Exercises – Subsetting (Introduction to R)

Author
Affiliation

Jürgen Wilbert

University of Münster

Published

October 30, 2025

1. Vector subsetting with []

  1. Create a numeric vector x <- c(10, 20, 30, 40, 50) and a named version x_named with names c("a","b","c","d","e").
  2. Select the 2nd and 4th elements using numeric indexing
  3. Reorder the vector x <- c(10, 20, 30, 40, 50) with c(5,1,5,3).
  4. Select elements "b" and "e" from x_named using character indexing.
  5. Select all elements of x greater than 25 using a logical condition. How many elements were selected? Use a function to verify.
  6. Use negative indices to drop the first and last element of x.

2. Subsetting data frames: columns

  1. Create a data frame dat <- data.frame(id = 1:5, group = factor(c("A","A","B","B","B")), score = c(12,18,22,19,25)).
  2. Select column score using a numeric index and then by name with (single) square brackets. Confirm the result is a data frame (not a vector) and explain why.
  3. Provide a vector of indices to select two columns (id and score) in one operation.
  4. Rename columns to c("ID","Group","Score") using names() and show the names of the renamed data.frame.
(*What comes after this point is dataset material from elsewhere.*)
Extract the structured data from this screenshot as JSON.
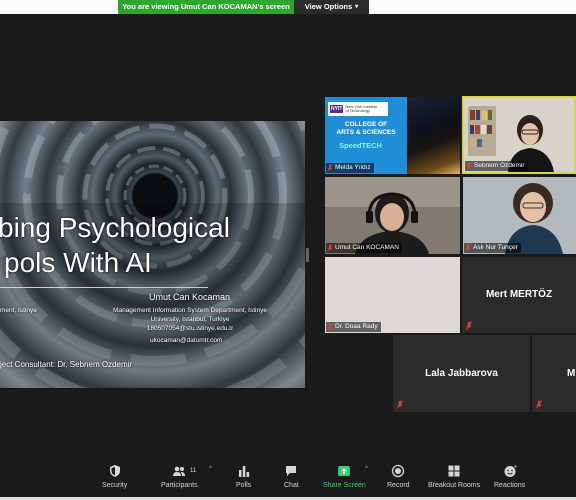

3. Subsetting data frames: rows & conditions

  1. Select all rows where Score is greater or equal 20 using a logical condition inside [].
  2. Use which() to obtain the row indices for Group == "B" and subset dat with these indices.
  3. Use with(dat, ...) to express a condition of your choice without repeatedly writing dat$.
  4. Create a new column pass with ifelse() that has logical values for Score >= 20.

4. Using subset()

  1. Recreate Task 3.1 using subset().
  2. Recreate Task 2.3 by selecting only columns ID and Score via subset().
  3. Create a one-line expression that returns the IDs of the top two scores in dat (ties allowed). Hint: order() can help.